1. Perfect course for first timers who want to learn about the field of Nonlinear Dynamics.
2. Course offered by a Master Instructor making the course interesting and non-mundane.
3. Tests, home-works etc., complement the learning beautifully.
4. Course is not easy-peasy. The videos need to watched, re-watched and contemplated upon for the ideas to sink in.
5. A good command in mathematical computation (using Mathlab/FreeMat, Python, Mathematica, etc., ) is essential for learning the ideas presented in this course.
Liz Bradley is a terrific instructor! She manages to introduce technical concepts in an enjoyable manner without being superficial. This course covers topics that are usually not included in introductory textbooks on dynamical systems, such as Takens' embedding theorem. The forum is also a great resource, and I was impressed with the responsiveness (and patience) of the TA, Seth Hovestol. Hope to see more advanced tutorials/courses on nonlinear dynamical systems from the Santa Fe Institute in the future.
This course is a great introduction to mathematical and computational topics in nonlinear dynamics. You could call this a seminar course. While the prerequisites list one course in calculus, those with more mathematical experience (i.e. basic analysis and topology, numerical analysis) will find the occasional excursion into the weeds a warm welcome.
Liz's presentation is clear and concise, and there's enough content diversity to keep the course entertaining. Inspiring!
Probably the best MOOC I've taken! Everything was explained so well and the assessments were relatively challenging. The best thing about it was the coding assignments. I now have a small toolkit of code I can use to explore non-linear dynamics on my own. Videos and units were digestible and well designed for the format. 10/10, learned a lot. Do yourself a favor and take this course if it sounds at all interesting and you have some background.
This is an excellent course teached by a great professor. The content is laid in a simple and practical manner using many examples. It is a great introduction to the field of nonlinear dynamics and the supplementary materials contained resources to delve deeper into each topic. The field trips (videos with a visitor professor talking about their research) are a great way to be exposed to the applications of dynamics.
I enjoyed this class a lot. The videos could look/sound a little more polished but the content is good and re-recording for the sake of aesthetics may not be cost-effective. The coding homework really helped my understanding of the techniques. Reconstructing the topology of a chaotic attractor from a single variable time series is pretty magical.

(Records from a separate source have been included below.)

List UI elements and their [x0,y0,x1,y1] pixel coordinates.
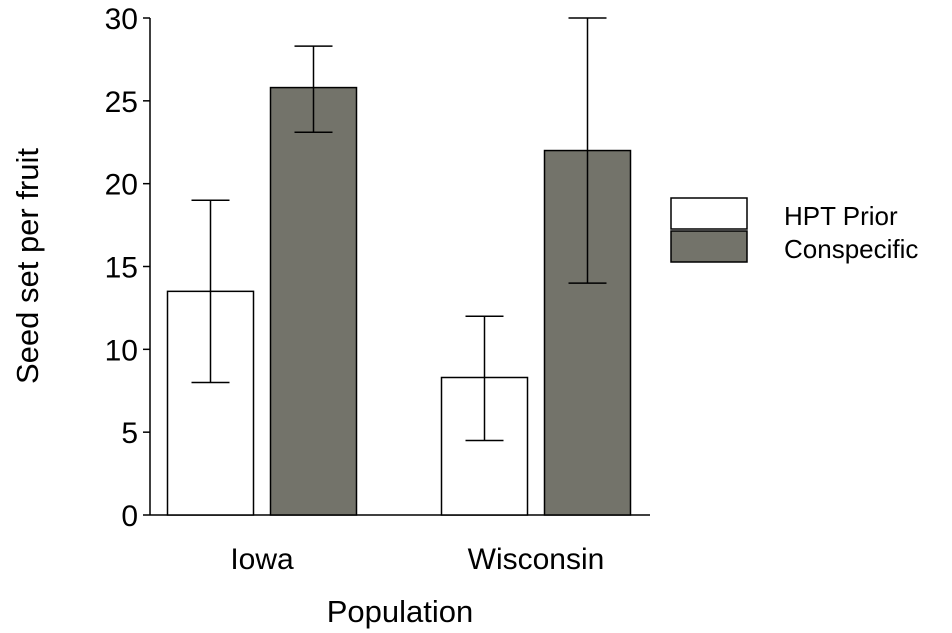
legend-swatch [670,230,748,263]
bar-conspecific-iowa [269,86,358,516]
x-tick-label: Wisconsin [468,543,605,576]
legend-label: Conspecific [784,234,918,264]
error-bars [191,17,607,442]
y-tick-label: 15 [105,252,138,285]
x-tick-label: Iowa [230,543,294,576]
y-tick-label: 10 [105,334,138,367]
category-labels: Iowa Wisconsin [230,543,604,576]
legend-label: HPT Prior [784,201,898,231]
x-axis-title: Population [327,594,474,629]
y-tick-label: 0 [121,500,138,533]
y-tick-label: 30 [105,3,138,36]
y-tick-label: 25 [105,86,138,119]
y-tick-label: 20 [105,169,138,202]
y-axis: 0 5 10 15 20 25 30 [105,3,151,533]
y-tick-label: 5 [121,417,138,450]
y-axis-title: Seed set per fruit [10,148,45,384]
bars [166,86,632,516]
legend-swatch [670,197,748,230]
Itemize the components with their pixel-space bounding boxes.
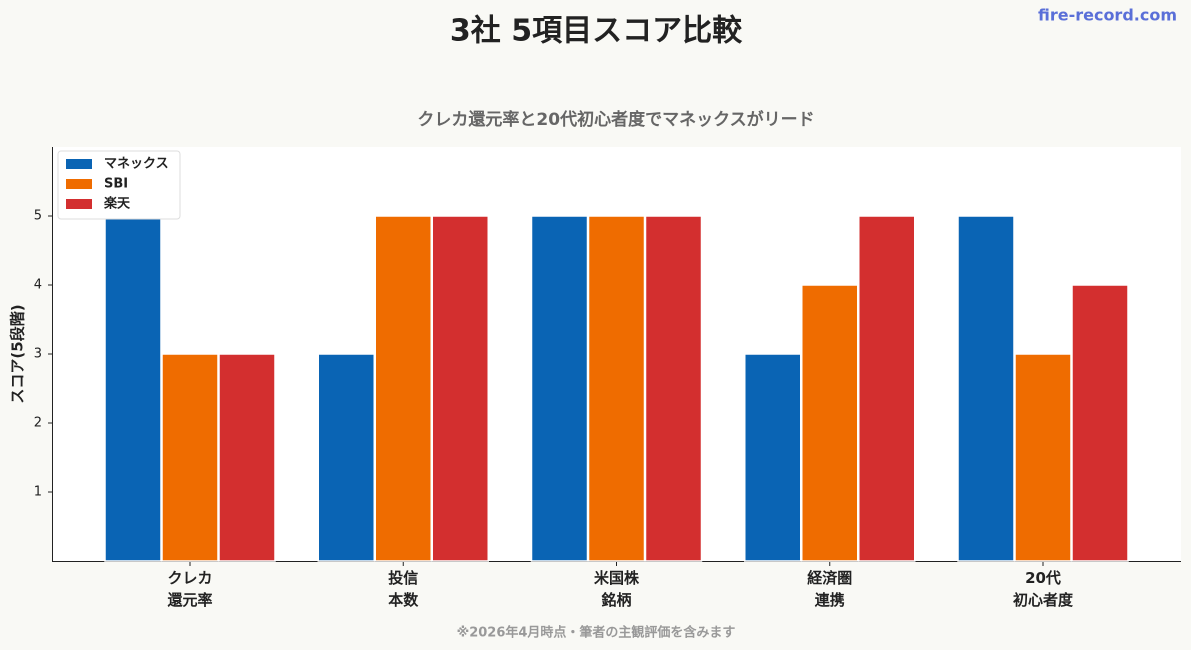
- y-tick-label: 1: [34, 485, 42, 500]
- bar: [161, 353, 219, 562]
- legend-label: 楽天: [103, 196, 131, 212]
- bar: [317, 353, 375, 562]
- bar: [431, 215, 489, 562]
- x-tick-label: 20代初心者度: [1013, 569, 1074, 609]
- bar: [957, 215, 1015, 562]
- bar: [1014, 353, 1072, 562]
- legend-swatch: [66, 199, 92, 209]
- bar: [801, 284, 859, 562]
- legend-swatch: [66, 179, 92, 189]
- bar: [744, 353, 802, 562]
- y-tick-label: 4: [34, 278, 42, 293]
- y-tick-label: 5: [34, 209, 42, 224]
- y-tick-label: 2: [34, 416, 42, 431]
- legend-swatch: [66, 159, 92, 169]
- watermark: fire-record.com: [1038, 6, 1177, 25]
- bar: [858, 215, 916, 562]
- bar: [104, 215, 162, 562]
- x-tick-label: 米国株銘柄: [594, 569, 640, 609]
- bar: [374, 215, 432, 562]
- subtitle: クレカ還元率と20代初心者度でマネックスがリード: [417, 109, 814, 130]
- chart-title: 3社 5項目スコア比較: [450, 14, 743, 49]
- x-tick-label: 投信本数: [388, 569, 419, 609]
- legend-label: SBI: [104, 177, 128, 192]
- bar: [218, 353, 276, 562]
- bar: [644, 215, 703, 562]
- y-tick-label: 3: [34, 347, 42, 362]
- x-tick-label: 経済圏連携: [807, 569, 852, 609]
- bar: [587, 215, 646, 562]
- bar: [1071, 284, 1129, 562]
- bar: [530, 215, 589, 562]
- footnote: ※2026年4月時点・筆者の主観評価を含みます: [457, 625, 736, 641]
- y-axis-label: スコア(5段階): [9, 304, 27, 403]
- x-tick-label: クレカ還元率: [167, 569, 212, 609]
- legend-label: マネックス: [104, 157, 169, 172]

i dont have computer capacity nor skills to take this course. i signed up for it but never looked at it---i did look at the working papers by one of the teachers. https;//arxiv.org/abs/1706.03102 i'd rather take a course on that. i live in the middle of a drug epidemic. so i can't concentrate.

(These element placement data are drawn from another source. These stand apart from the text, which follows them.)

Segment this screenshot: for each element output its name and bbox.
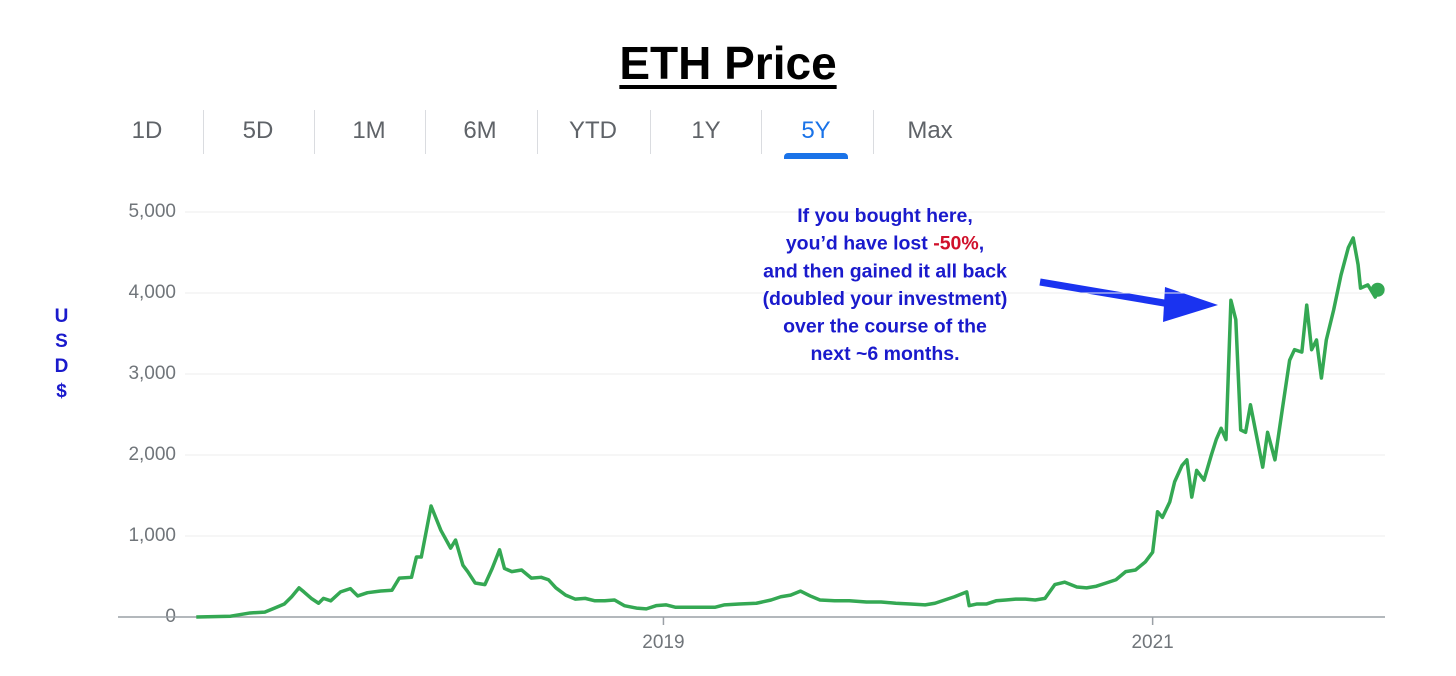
y-axis-label: USD$ — [51, 306, 72, 406]
annotation-line: and then gained it all back — [763, 260, 1007, 282]
y-tick-label: 1,000 — [128, 525, 176, 546]
annotation-line: If you bought here, — [797, 205, 973, 227]
selected-tab-indicator — [784, 153, 848, 159]
range-tab[interactable]: 5D — [242, 117, 274, 144]
tab-separator — [649, 110, 651, 154]
range-tab[interactable]: 1D — [131, 117, 163, 144]
tab-separator — [202, 110, 204, 154]
range-tab[interactable]: 1Y — [691, 117, 721, 144]
annotation-line: you’d have lost -50%, — [786, 233, 984, 255]
y-tick-label: 4,000 — [128, 282, 176, 303]
last-price-dot — [1370, 282, 1385, 297]
tab-separator — [313, 110, 315, 154]
x-tick-label: 2019 — [642, 632, 684, 653]
annotation-text: you’d have lost — [786, 233, 933, 255]
range-tab[interactable]: YTD — [569, 117, 617, 144]
range-tab[interactable]: Max — [907, 117, 953, 144]
chart-title: ETH Price — [619, 37, 837, 89]
range-tab[interactable]: 1M — [352, 117, 386, 144]
tab-separator — [761, 110, 762, 154]
annotation-arrowhead — [1163, 287, 1218, 322]
tab-separator — [424, 110, 426, 154]
range-tab[interactable]: 6M — [463, 117, 497, 144]
price-line — [196, 236, 1380, 619]
annotation-highlight: -50% — [933, 233, 979, 255]
x-tick-label: 2021 — [1131, 632, 1173, 653]
annotation-text: , — [979, 233, 984, 255]
y-tick-label: 5,000 — [128, 201, 176, 222]
y-tick-label: 2,000 — [128, 444, 176, 465]
annotation-line: over the course of the — [783, 316, 987, 338]
annotation-line: next ~6 months. — [811, 343, 960, 365]
range-tabs: 1D 5D 1M 6M YTD 1Y 5Y Max — [0, 108, 1456, 164]
tab-separator — [536, 110, 538, 154]
y-tick-label: 3,000 — [128, 363, 176, 384]
range-tab[interactable]: 5Y — [801, 117, 831, 144]
annotation-line: (doubled your investment) — [763, 288, 1008, 310]
tab-separator — [873, 110, 874, 154]
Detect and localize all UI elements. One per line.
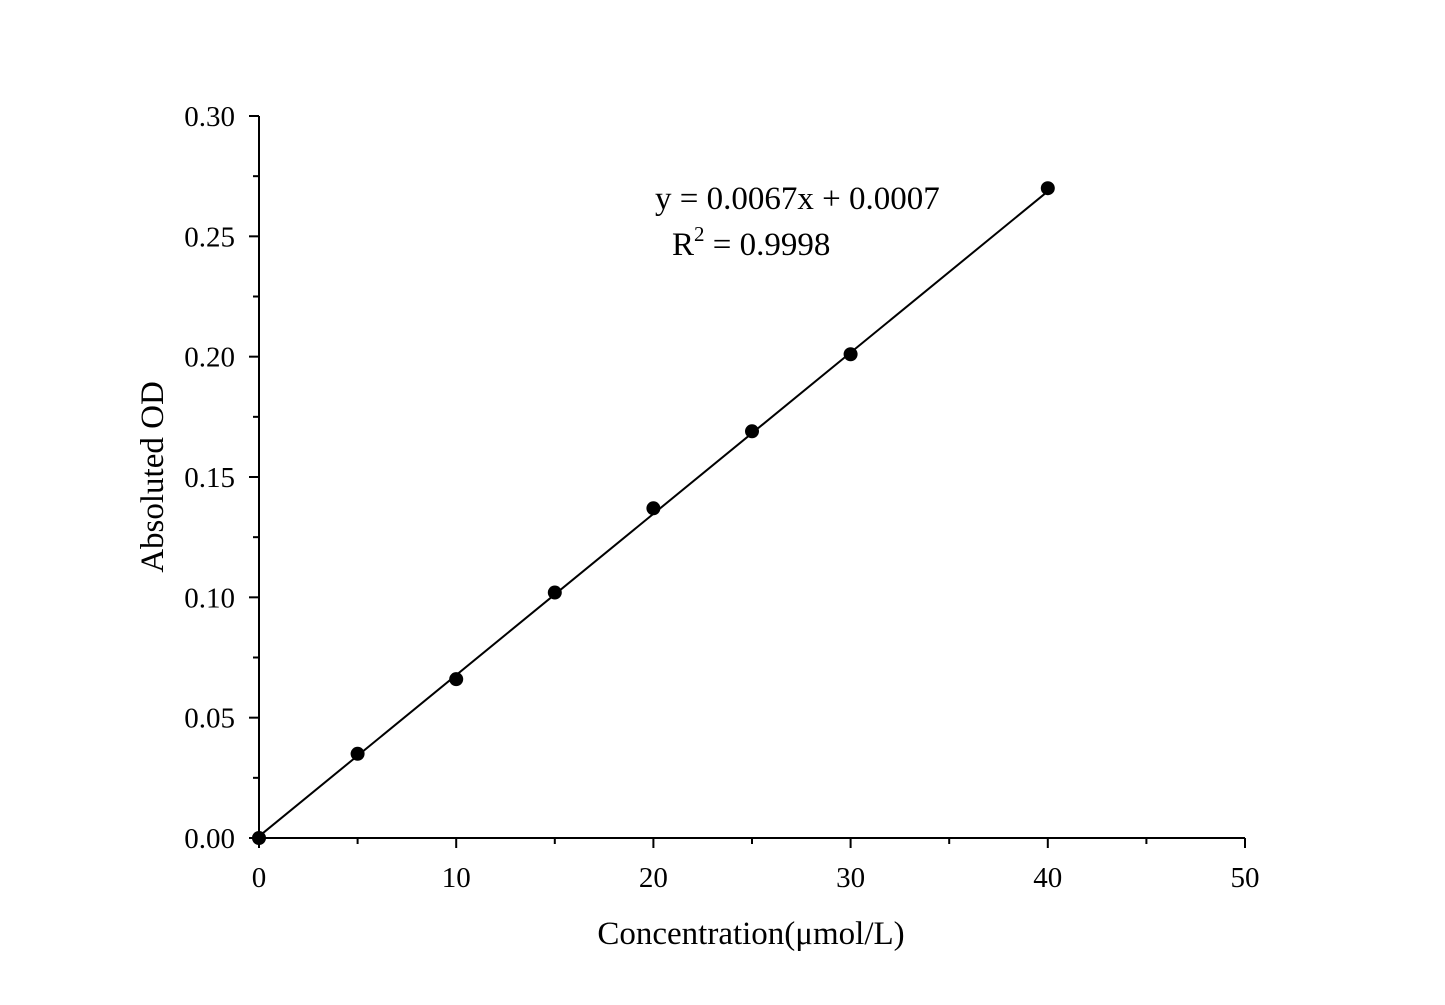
data-point xyxy=(646,501,661,516)
r-squared-label: R xyxy=(672,227,694,263)
r-squared-superscript: 2 xyxy=(694,222,705,246)
data-point xyxy=(449,672,464,687)
x-tick-label: 40 xyxy=(1033,862,1062,894)
x-tick-label: 50 xyxy=(1231,862,1260,894)
data-point xyxy=(745,424,759,439)
data-point xyxy=(547,585,562,600)
y-tick-label: 0.05 xyxy=(184,703,235,735)
x-axis-title: Concentration(μmol/L) xyxy=(597,916,904,952)
y-tick-label: 0.30 xyxy=(184,101,235,133)
data-point xyxy=(252,831,266,845)
r-squared-value: = 0.9998 xyxy=(705,227,831,263)
y-tick-label: 0.00 xyxy=(184,823,235,855)
y-axis-ticks: 0.00 0.05 0.10 0.15 0.20 0.25 0.30 xyxy=(184,101,259,855)
data-point xyxy=(350,746,365,761)
y-tick-label: 0.10 xyxy=(184,582,235,614)
x-tick-label: 30 xyxy=(836,862,865,894)
x-axis-ticks: 0 10 20 30 40 50 xyxy=(252,838,1260,894)
axes xyxy=(258,116,1245,839)
x-tick-label: 10 xyxy=(442,862,471,894)
regression-equation: y = 0.0067x + 0.0007 xyxy=(655,181,940,217)
data-points xyxy=(252,181,1055,845)
y-tick-label: 0.15 xyxy=(184,462,235,494)
r-squared-annotation: R2 = 0.9998 xyxy=(672,222,830,263)
data-point xyxy=(1040,181,1055,196)
y-tick-label: 0.20 xyxy=(184,342,235,374)
y-tick-label: 0.25 xyxy=(184,221,235,253)
x-tick-label: 20 xyxy=(639,862,668,894)
data-point xyxy=(843,347,858,362)
y-axis-title: Absoluted OD xyxy=(135,381,171,573)
x-tick-label: 0 xyxy=(252,862,267,894)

Good course, I learned a lot and enjoyed it. Suggestion- some sort of index is needed, so I can look up concepts, formulas, etc. that have been covered. The slide page outlines available for the complexity course did a pretty good job of this.
I hadn't used differential equations. This course taught some techniques but, I think even more importantly, gave me an intuition of what was going on with them. I had some old books that sat unfinished because I couldn't get over some of the math humps. And geez they made sense!